September 27, 2012 · 0 Comments
He took the enormous risk of promoting himself up the order during a World Cup final – and backed it with a match-winning knock – but he didn’t even tinker with the batting order, forget changing personnel, during the eight consecutive losses in overseas Tests against England and Australia. Any change then would have involved taking calls on senior batsmen who, barring Rahul Dravid in England, had not been making big scores. Dhoni‘s statement today that India will most likely play five bowlers against Australia will force him to take such a decision tomorrow – leaving a senior batsman out of the XI.
“It is most likely that we will play with five bowlers but what the combination will be… we will see the wicket and it will depend on that as well,” Dhoni said. “It will be a fresh wicket. We will see after the press conference and how it looks tomorrow before the match.”
If Dhoni does go in with five bowlers, Virender Sehwag could be the man most likely to sit out. India played five bowlers against England in the group stage, resting Sehwag, Zaheer Khan and R Ashwin and opening the innings with Irfan Pathan instead in the 90-run win.
What makes Sehwag’s case relatively weak is that he adds value only with the bat, and even that has diminished drastically in recent times. He’s bowled only once in a Twenty20 international and he is the only batsman in the side who has to be hidden on the field. All the India middle-order batsmen give Dhoni bowling options and are sharp fielders.

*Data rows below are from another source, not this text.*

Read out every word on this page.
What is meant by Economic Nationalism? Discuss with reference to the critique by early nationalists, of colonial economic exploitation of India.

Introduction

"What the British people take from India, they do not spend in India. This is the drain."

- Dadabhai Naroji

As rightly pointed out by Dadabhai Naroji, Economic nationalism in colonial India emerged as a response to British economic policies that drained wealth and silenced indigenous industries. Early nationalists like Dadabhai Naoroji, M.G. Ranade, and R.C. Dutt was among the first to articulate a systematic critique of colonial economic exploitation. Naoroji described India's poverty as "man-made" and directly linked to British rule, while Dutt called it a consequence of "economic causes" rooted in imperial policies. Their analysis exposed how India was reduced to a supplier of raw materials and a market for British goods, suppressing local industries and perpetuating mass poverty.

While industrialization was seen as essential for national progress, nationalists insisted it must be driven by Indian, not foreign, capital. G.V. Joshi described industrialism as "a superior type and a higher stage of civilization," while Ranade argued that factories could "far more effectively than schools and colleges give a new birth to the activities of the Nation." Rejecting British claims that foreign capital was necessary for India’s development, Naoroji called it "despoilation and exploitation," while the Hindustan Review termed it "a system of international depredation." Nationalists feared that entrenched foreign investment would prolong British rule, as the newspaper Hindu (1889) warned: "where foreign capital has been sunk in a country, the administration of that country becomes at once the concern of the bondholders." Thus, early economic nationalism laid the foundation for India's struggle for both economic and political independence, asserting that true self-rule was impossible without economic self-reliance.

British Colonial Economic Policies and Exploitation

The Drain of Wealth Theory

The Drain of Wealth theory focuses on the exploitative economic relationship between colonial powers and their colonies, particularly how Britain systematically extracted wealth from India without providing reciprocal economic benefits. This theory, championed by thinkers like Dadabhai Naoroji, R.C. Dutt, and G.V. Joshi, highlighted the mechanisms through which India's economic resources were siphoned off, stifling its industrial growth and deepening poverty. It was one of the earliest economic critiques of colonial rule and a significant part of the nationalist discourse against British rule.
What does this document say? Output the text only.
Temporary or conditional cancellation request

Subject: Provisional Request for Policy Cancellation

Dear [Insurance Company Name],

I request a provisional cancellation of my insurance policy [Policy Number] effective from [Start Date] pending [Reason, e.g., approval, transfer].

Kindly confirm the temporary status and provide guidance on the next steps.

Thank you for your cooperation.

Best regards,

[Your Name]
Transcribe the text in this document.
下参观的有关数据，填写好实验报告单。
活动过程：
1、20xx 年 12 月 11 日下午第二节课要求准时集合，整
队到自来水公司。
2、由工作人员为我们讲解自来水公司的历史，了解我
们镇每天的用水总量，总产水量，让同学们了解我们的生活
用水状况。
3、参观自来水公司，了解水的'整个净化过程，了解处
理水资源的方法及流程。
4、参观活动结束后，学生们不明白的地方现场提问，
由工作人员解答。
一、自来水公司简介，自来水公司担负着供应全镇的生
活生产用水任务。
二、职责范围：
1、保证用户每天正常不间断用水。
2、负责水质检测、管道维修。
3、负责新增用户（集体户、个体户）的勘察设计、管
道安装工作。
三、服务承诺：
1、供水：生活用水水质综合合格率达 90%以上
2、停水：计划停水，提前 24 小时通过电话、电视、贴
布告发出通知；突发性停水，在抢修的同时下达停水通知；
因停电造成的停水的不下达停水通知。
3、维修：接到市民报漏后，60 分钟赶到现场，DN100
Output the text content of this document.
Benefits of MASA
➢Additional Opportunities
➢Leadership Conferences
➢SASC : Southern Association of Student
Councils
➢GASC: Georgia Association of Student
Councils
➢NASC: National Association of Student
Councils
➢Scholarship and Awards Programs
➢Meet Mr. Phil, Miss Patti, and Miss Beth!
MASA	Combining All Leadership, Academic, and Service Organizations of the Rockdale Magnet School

While the other opener Gautam Gambhir does not bowl and is not spectacular on the field, he is nowhere close to being a liability on it. As a captain, Dhoni is known to be not comfortable with players who are one-dimensional, unless they are exceptional.
Sehwag has built a career out of being an exceptional hitter. He has always been allowed to bat the way he does irrespective of the match situation or team requirement, with the belief that on his day, he can be an incomparable match-winner. Those days have become rarer and rarer. His fitness has been dodgy, and he has played only 13 ODIs since the 2011 World Cup, with only two innings of note – the double-century against West Indies in Indore and a 96 against Sri Lanka in Hambantota.
It is the kind of call Dhoni has almost never made, apart from the time when he rotated three senior openers – Sehwag, Gambhir and Sachin Tendulkar – during the ODI tri-series in Australia earlier this year to give his young middle-order batsmen more chances. As Dhoni said today, without naming anyone, if he does leave a senior batsman out, it will be a very difficult decision for him.
“I think it will be one of the toughest decisions that I have taken so far,” Dhoni said. “But we will have to see what fits the combination the best and we will have to wait and watch. It has to be a good decision because that is what really matters.”
Dhoni is a pragmatic captain. He likes to do things he is comfortable with, and likes to do them repeatedly. Even if he takes risks, they are calculated and rarely leaps of faith. He is comfortable with four specialist bowlers in the side. That is why he has said he missed Yuvraj Singh’s bowling so much while the latter was out of the side undergoing treatment for cancer. It seems he is preparing to step out of his comfort zone by saying he will play five bowlers against Australia, even more so, as the decision involves leaving out a senior batsman.
Sehwag was one of the last to pad up for the nets today. Before that, while Ashok Dinda was bowling to Dhoni, he joked around with the duo. The relationship, and the alleged rift, between Sehwag and Dhoni has been debated in the media in the lead-up to tomorrow‘s game. By Dhoni‘s standards – if Sehwag does not take the field tomorrow – it will be a brave and a rare decision. The question is, will he do it?